In brief, the Commissioner claimed that, by limiting the number of providers of in-flight catering services at YVR, and thereby excluding new-entrant firms, VAA had engaged in a practice of anti-competitive acts that have prevented or lessened competition substantially, and are likely to continue to do so. In his application, the Commissioner sought an order prohibiting VAA from directly or indirectly engaging in its exclusionary practices and requiring VAA to authorize airside access, on non-discriminatory terms, to any in-flight catering firm that meets customary health, safety, security and performance requirements, for the purposes of supplying Galley Handling services.

The Tribunal first concluded that, in the circumstances of this case, the regulated conduct doctrine (“RCD”) does not shield VAA from the application of section 79 to its impugned conduct.

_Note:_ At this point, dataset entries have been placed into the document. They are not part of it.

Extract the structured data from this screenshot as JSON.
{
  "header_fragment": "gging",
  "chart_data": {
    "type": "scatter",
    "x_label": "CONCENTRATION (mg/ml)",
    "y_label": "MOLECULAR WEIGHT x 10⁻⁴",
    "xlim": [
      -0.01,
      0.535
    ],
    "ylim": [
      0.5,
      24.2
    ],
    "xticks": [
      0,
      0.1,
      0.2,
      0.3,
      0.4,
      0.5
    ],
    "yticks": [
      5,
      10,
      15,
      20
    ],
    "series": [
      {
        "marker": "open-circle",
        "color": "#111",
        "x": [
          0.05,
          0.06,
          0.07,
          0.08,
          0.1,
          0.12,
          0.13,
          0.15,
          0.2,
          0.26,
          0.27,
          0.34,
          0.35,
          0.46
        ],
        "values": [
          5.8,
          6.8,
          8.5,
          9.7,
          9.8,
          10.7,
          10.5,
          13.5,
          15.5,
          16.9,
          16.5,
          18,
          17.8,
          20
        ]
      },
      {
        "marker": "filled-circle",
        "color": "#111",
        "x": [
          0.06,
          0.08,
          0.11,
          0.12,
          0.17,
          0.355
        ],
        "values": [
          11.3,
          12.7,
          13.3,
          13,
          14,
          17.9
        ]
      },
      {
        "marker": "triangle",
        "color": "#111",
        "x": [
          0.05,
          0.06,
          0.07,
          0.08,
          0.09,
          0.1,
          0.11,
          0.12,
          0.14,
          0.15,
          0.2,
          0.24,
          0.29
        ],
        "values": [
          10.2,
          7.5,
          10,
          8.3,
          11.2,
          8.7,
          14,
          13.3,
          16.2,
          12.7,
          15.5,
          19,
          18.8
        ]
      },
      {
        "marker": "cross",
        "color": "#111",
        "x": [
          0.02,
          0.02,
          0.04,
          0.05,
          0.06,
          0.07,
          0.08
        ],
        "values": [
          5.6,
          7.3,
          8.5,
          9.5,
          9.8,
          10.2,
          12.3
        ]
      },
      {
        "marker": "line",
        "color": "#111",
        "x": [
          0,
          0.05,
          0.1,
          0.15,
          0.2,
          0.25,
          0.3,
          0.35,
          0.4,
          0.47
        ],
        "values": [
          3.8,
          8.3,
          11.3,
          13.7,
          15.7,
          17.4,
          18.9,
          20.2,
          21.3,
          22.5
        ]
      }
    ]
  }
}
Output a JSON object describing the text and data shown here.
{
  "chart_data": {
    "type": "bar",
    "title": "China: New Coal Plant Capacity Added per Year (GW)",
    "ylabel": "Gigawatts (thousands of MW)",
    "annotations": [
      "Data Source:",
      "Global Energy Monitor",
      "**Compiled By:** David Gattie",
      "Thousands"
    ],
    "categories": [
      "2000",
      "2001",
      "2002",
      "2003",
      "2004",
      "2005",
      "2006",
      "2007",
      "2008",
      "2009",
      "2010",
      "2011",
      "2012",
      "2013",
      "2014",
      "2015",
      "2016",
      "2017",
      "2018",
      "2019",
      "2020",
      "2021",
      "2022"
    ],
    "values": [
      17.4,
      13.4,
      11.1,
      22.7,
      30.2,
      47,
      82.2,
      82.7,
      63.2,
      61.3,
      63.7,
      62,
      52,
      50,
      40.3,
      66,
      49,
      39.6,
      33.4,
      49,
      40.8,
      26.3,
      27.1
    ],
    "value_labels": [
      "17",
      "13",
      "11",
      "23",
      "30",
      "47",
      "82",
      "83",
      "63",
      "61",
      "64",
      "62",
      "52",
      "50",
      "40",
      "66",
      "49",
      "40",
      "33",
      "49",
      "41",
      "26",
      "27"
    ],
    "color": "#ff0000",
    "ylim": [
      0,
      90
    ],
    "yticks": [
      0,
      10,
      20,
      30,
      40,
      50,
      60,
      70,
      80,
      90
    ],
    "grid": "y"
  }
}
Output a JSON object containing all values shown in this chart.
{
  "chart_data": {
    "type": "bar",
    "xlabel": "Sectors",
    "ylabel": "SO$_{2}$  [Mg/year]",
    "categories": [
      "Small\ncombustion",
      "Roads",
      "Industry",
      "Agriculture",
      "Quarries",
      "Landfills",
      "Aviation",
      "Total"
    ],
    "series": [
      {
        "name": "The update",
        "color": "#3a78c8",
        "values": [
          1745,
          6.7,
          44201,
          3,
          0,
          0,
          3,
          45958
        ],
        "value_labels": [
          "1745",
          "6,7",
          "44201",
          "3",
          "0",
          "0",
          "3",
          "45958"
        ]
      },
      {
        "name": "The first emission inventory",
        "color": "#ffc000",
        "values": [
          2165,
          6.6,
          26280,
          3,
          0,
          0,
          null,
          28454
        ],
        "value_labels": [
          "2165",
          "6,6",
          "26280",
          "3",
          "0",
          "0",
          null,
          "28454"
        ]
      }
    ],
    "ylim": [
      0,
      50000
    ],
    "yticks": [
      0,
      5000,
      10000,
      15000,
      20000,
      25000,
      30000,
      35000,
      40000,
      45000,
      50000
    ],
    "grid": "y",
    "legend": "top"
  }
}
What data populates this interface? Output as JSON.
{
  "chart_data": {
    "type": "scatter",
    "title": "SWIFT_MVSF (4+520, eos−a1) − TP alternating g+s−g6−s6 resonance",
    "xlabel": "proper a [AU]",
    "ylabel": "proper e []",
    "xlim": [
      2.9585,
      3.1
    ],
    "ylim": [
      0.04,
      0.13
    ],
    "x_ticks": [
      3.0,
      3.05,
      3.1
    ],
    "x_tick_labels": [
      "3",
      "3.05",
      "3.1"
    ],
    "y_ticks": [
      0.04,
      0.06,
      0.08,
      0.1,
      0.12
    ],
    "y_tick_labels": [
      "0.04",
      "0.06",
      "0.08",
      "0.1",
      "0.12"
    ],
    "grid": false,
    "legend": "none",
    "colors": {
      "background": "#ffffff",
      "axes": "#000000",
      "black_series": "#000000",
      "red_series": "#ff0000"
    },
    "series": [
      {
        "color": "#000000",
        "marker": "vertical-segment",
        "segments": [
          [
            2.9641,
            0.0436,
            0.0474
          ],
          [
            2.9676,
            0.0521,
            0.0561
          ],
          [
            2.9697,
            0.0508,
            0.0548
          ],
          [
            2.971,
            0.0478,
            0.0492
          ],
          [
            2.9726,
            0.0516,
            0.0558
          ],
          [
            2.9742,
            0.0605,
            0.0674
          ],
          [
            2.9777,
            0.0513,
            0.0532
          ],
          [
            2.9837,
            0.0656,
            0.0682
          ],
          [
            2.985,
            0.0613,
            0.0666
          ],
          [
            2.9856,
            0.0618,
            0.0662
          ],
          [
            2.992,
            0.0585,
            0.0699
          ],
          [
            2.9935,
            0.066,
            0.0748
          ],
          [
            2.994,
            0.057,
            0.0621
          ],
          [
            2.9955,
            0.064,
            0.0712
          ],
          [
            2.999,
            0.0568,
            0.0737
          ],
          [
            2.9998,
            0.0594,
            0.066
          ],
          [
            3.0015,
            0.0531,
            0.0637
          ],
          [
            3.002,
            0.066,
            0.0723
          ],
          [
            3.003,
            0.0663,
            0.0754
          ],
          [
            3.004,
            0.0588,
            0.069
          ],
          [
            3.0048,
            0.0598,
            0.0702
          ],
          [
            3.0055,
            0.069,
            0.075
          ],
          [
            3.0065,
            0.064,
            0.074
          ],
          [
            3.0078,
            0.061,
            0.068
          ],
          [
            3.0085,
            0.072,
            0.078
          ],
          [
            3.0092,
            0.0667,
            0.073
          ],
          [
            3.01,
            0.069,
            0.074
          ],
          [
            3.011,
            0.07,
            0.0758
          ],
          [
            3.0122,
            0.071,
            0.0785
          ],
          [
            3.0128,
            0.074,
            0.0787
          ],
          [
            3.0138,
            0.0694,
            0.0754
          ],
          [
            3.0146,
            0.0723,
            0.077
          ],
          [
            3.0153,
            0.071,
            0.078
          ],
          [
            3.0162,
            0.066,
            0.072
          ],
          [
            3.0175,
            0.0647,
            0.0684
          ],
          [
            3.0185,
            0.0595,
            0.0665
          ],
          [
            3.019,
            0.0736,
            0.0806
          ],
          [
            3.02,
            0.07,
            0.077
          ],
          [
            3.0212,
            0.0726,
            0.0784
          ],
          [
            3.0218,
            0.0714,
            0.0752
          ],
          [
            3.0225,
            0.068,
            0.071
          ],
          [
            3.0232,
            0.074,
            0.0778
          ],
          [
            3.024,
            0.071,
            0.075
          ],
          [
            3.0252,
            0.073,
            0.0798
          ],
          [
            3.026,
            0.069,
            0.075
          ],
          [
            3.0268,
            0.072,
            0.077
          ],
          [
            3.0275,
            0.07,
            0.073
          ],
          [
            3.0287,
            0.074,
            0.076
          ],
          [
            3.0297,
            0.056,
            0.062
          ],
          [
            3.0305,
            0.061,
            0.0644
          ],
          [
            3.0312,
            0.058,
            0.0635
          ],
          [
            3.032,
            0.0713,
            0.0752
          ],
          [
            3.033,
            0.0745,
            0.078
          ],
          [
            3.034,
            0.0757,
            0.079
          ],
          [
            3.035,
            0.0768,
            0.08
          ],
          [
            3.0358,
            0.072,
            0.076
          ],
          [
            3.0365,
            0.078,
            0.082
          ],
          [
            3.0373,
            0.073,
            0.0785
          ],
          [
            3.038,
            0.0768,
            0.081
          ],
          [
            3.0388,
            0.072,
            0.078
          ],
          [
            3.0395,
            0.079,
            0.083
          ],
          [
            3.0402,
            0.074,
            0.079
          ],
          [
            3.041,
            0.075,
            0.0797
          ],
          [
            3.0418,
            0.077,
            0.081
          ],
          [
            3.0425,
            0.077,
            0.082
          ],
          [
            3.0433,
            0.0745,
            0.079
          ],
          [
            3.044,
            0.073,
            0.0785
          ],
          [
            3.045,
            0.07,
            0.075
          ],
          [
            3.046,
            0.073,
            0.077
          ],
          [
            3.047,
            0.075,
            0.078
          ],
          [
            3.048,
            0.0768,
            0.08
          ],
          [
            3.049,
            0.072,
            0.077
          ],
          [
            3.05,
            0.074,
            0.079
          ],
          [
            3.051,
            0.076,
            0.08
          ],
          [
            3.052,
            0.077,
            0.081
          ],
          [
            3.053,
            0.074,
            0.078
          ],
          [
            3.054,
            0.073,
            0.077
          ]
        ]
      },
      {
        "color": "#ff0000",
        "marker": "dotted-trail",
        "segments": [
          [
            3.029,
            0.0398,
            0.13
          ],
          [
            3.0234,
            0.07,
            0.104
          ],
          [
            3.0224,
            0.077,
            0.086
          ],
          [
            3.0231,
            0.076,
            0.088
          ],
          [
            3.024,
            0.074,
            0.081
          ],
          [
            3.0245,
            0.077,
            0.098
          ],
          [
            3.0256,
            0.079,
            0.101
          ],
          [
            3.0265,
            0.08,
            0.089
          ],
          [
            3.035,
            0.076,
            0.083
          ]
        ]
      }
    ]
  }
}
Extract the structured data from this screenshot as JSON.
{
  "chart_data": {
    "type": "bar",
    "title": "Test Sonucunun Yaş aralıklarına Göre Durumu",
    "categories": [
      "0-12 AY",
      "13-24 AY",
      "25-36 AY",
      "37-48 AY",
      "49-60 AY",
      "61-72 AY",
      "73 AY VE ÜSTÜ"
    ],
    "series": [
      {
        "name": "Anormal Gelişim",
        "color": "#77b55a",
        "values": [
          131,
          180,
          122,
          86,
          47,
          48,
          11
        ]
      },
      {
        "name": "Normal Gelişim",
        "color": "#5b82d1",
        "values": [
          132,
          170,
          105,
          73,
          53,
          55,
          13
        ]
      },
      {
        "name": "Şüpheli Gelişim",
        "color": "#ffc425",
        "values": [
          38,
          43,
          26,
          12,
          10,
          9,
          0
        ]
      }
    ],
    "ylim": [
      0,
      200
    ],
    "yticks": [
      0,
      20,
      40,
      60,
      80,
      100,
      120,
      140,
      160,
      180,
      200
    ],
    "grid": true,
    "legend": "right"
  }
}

The Tribunal found that, as a matter of law, the RCD does not apply to section 79, because (i) that provision does not contain the “leeway” language required to allow the doctrine to be invoked, and (ii) the two rationales which supported the development of the doctrine do not apply in the particular circumstances of this case. Furthermore, the Tribunal determined that, as a matter of fact in this case, no validly enacted statute, regulation or subordinate legislative instrument required, directed, mandated or authorized VAA, expressly or by necessary implication, to engage in the impugned conduct.

Turning to the elements of section 79, the Tribunal found that VAA substantially or completely controls the supply of Galley Handling services at YVR, within the meaning of paragraph 79(1)(a) of the Act. With respect to paragraph 79(1)(b), the Tribunal first considered whether VAA, which does not itself compete in the Galley Handling market at YVR, has a plausible competitive interest (“PCI”) in that market. The two judicial members of the panel found that VAA does in fact have a PCI in that market. However, the Tribunal proceeded to unanimously conclude that VAA had and continues to have a legitimate business justification for engaging in the impugned exclusionary conduct. In brief, the Tribunal found that VAA’s justifications were more important in its decision-making process than any subjective or deemed anti-competitive intent, or any reasonably foreseeable anti-competitive effects of its conduct. Accordingly, the overall character, or overriding purpose, of VAA’s conduct was not anti-competitive, as contemplated by paragraph 79(1)(b). This finding was sufficient to dismiss the Commissioner’s application.

The Tribunal also concluded that the Commissioner has not established that VAA’s conduct has prevented or lessened competition substantially, or that it is likely to do so in the future, as contemplated by paragraph 79(1)(c), in the market for Galley Handling services. The Tribunal reached that conclusion after finding that VAA’s impugned conduct has not materially reduced the degree of price or non-price competition in the supply of Galley Handling services at YVR, relative to the degree of competition that would likely have existed in the absence of such conduct.

The Commissioner’s application was therefore dismissed with costs.

The Tribunal’s reasons are confidential at this time in order to protect properly confidential evidence. A public version of the decision will issue as soon as possible after a determination has been made as to what information must remain confidential.